The Story
Why it exists.
The beginning
Jono Bornstein returned to the northern wilderness that had shaped Folkwinds' debut, revisiting the landscape and its botanical potential. His field notes became the foundation for a co-extracted composition built around wild blackberries, conifer absolutes, and copal resin. Processing botanicals together rather than in isolation allowed compounds to interact during extraction and produce aromatic signatures that standard blending cannot achieve. The result is a portable landscape, dense, specific, and unmistakably rooted in place. Wild blackberries arrive bright and tart, carrying an immediacy that feels almost aggressive. Conifer absolutes bring depth and evergreen complexity, their resinous character anchoring the fruitiness without suppressing it.
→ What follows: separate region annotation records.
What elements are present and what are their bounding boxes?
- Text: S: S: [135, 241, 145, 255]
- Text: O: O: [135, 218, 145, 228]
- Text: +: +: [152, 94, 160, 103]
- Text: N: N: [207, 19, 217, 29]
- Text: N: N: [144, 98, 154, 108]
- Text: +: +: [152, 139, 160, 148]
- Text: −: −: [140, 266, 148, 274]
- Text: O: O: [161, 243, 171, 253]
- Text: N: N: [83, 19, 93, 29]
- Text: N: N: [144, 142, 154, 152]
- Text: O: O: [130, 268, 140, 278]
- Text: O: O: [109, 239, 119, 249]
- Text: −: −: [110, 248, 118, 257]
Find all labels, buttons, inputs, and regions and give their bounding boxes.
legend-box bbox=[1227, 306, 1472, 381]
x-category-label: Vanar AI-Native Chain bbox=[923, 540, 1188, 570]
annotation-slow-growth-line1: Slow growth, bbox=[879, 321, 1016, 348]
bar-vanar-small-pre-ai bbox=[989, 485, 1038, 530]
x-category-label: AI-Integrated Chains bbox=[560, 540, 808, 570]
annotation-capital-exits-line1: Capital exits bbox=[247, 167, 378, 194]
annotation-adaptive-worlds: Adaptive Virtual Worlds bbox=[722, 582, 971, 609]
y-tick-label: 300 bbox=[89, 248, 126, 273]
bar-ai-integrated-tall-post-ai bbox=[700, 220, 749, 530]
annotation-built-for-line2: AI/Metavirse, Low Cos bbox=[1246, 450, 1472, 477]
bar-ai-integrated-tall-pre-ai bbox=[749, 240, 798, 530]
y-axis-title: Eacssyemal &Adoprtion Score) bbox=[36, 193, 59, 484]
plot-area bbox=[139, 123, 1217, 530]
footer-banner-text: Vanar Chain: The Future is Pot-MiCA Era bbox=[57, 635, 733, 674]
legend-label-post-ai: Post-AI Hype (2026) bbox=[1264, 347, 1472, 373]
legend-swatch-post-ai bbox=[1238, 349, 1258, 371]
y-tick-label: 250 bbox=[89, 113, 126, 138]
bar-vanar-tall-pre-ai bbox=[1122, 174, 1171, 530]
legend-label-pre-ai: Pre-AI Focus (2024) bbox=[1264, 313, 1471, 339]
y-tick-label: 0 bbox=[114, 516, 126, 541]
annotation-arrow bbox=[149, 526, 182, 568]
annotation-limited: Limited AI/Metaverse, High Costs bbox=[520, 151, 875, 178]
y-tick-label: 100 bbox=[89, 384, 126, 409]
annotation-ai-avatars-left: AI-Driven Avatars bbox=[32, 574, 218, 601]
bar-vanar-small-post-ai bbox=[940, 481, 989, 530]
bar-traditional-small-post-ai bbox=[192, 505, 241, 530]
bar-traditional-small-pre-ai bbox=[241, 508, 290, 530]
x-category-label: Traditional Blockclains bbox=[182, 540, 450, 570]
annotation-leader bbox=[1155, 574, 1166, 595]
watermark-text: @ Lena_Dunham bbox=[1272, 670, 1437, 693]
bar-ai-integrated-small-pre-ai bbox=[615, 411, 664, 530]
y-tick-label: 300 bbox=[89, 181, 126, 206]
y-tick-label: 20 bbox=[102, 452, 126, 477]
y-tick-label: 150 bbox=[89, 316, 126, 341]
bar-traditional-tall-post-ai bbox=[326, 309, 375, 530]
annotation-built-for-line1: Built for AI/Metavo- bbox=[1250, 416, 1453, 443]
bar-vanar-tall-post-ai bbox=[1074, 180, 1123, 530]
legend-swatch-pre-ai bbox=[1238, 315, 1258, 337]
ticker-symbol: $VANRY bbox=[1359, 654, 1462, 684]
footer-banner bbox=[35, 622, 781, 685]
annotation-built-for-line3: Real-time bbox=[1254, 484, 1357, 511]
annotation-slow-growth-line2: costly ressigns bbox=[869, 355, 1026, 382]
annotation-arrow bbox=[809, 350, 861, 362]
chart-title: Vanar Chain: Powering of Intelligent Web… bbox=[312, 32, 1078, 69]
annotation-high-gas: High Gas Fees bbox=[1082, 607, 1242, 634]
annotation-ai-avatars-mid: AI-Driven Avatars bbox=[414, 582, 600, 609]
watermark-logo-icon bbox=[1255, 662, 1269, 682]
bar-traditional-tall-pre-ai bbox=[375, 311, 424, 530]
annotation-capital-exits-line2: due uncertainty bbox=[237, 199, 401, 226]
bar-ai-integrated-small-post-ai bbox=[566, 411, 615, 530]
Co-extraction is Folkwinds' signature technique: processing botanicals together rather than in isolation, allowing compounds to interact during extraction and produce compounds that wouldn't exist in a standard blend. Here, wild blackberries and conifer absolutes co-extract with copal and palo santo, creating a top note that smells simultaneously fruity, resinous, and forest-green in a way no single extract could achieve alone. The addition of Thai blue lotus, unusual in a conifer-forward composition, adds a quiet aquatic depth to the heart, bridging gardenia and oud without cloying.
The evolution
The opening is immediate and assertive: blackberries arrive first, tart and vivid, quickly joined by the green-bitter snap of Canadian hemlock and the bright juniper berry. Boronia brings a honeyed floral undertone that rounds the edges. The fir absolute deepens, its century-old resin character emerging with almost medicinal clarity. The heart arrives gradually: gardenia unfolds creamy and thick, water lily keeps it delicate, and the oud begins its slow build underneath. As the composition evolves, the fruity brightness softens and the conifer elements take fuller control. Pine needle absolute dominates the dry-down, with moss and white ambergris creating an animalic-mineral trail that clings to skin and fabric alike. The fragrance transforms into something less like perfume and more like the air after a rainstorm in conifer country, clean, green, alive. On clothing, it lingers for days.
Cultural impact
Jasper no Kodo II represents a distinct approach to botanical perfumery, one that prioritizes regional materials over imported exotic ingredients. Folkwinds crafts fragrances using local flora as a creative foundation, with Canadian fir, hemlock, and boronia as focal ingredients. Bornstein elevates these materials, taking ingredients that mainstream perfumery overlooks and making them protagonists in the composition. The wilderness-forward philosophy speaks to a desire among enthusiasts to connect scent to place, turning perfume into an exploration of botanical possibility.